Resolution 1325 also became a landmark document because of the transition it envisions – women as actors of change. Particularly survivors as agents of change should be addressed. As Melanne Verveer, U.S Ambassador at Large for Global Women’s Issues stated, “Too often, women’s roles are marginalized because they are not seen in terms of their leadership. We must see women as leaders, not victims.”

Since the adoption of Resolution 1325, the international community further developed the concept. Five UN resolutions on WPS and national Action Plans by 63 countries were adopted and a UN special representative for sexual violence in conflict was appointed.  Resolution 2106 goes beyond protection and prosecution to emphasize the need for, “non-discriminatory and comprehensive health services, including sexual and reproductive health, psychosocial, legal, and livelihood support and other multi-sectoral services for survivors of sexual violence.“ This focus is imperative in the transformation from victim to agent of change. A first step before women can fully participate in peacebuilding and political processes is to ensure their recovery and healing through support services that address the full spectrum of their needs

Colombian peace process

A positive example of increased women’s involvement was the Colombian peace process where survivors participated in the peace talks in Havana as parts of a group of 60 victims. During the process, a gender subcommittee was established and the draft accord of the Agreement on the Victims of the Conflict was developed. Furthermore, survivor voices are reflected in the inclusion of sexual violence as a crime against humanity with no possibility for amnesty. Although peace talks have been re-opened after a ‘no’ vote on the referendum, the process still illustrates one case of positive progress for survivors.

Declaration for peace by South Sudanese women

In the talks to end hostilities following the conflict in South Sudan that witnessed death, displacement and sexual violence, representatives of women’s groups were fully ignored, initially. In response, South Sudanese women from different parts of the country came together and developed a common declaration for peace, protection of women and children, and participation of women in the peace processes. As a result, seven representatives participated in the official peace negotiations, bringing about the voices of survivors.

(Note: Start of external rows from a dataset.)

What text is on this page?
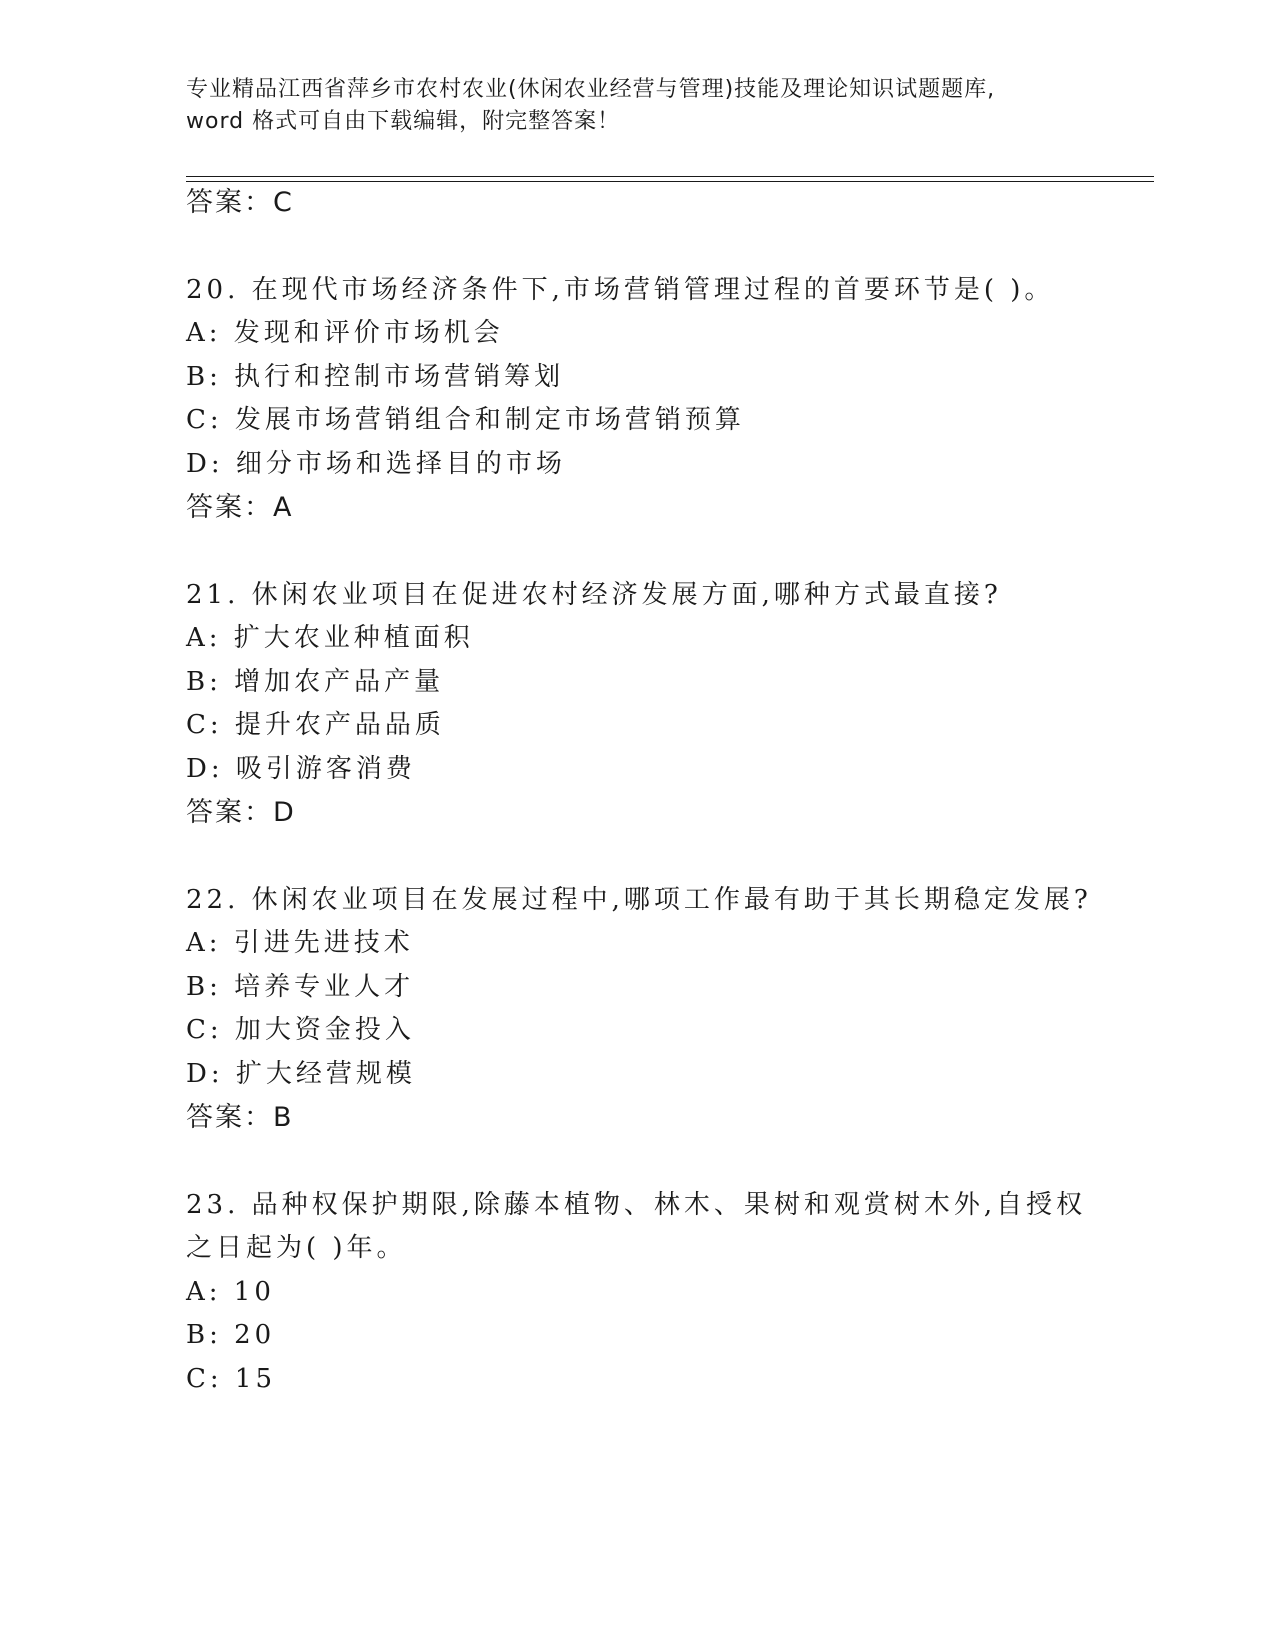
专业精品江西省萍乡市农村农业(休闲农业经营与管理)技能及理论知识试题题库,
word 格式可自由下载编辑，附完整答案！
答案：C
20. 在现代市场经济条件下,市场营销管理过程的首要环节是( )。
A: 发现和评价市场机会
B: 执行和控制市场营销筹划
C: 发展市场营销组合和制定市场营销预算
D: 细分市场和选择目的市场
答案：A
21. 休闲农业项目在促进农村经济发展方面,哪种方式最直接?
A: 扩大农业种植面积
B: 增加农产品产量
C: 提升农产品品质
D: 吸引游客消费
答案：D
22. 休闲农业项目在发展过程中,哪项工作最有助于其长期稳定发展?
A: 引进先进技术
B: 培养专业人才
C: 加大资金投入
D: 扩大经营规模
答案：B
23. 品种权保护期限,除藤本植物、林木、果树和观赏树木外,自授权
之日起为( )年。
A: 10
B: 20
C: 15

Hope for meaningful involvement of women

Exactly 16 years after the adoption of Resolution 1325 there is a lot of hope for meaningful involvement of women in peace processes, yet much more still needs to be done. The various follow-up Resolutions provide a solid framework, encompassing all the factors necessary to establish a gender equal procedure for peace and political processes. Still, the plight of survivors can be made more explicit in international framework protecting victims of sexual violence.

Matilda Nahabedian is an independent researcher on human rights, security and gender.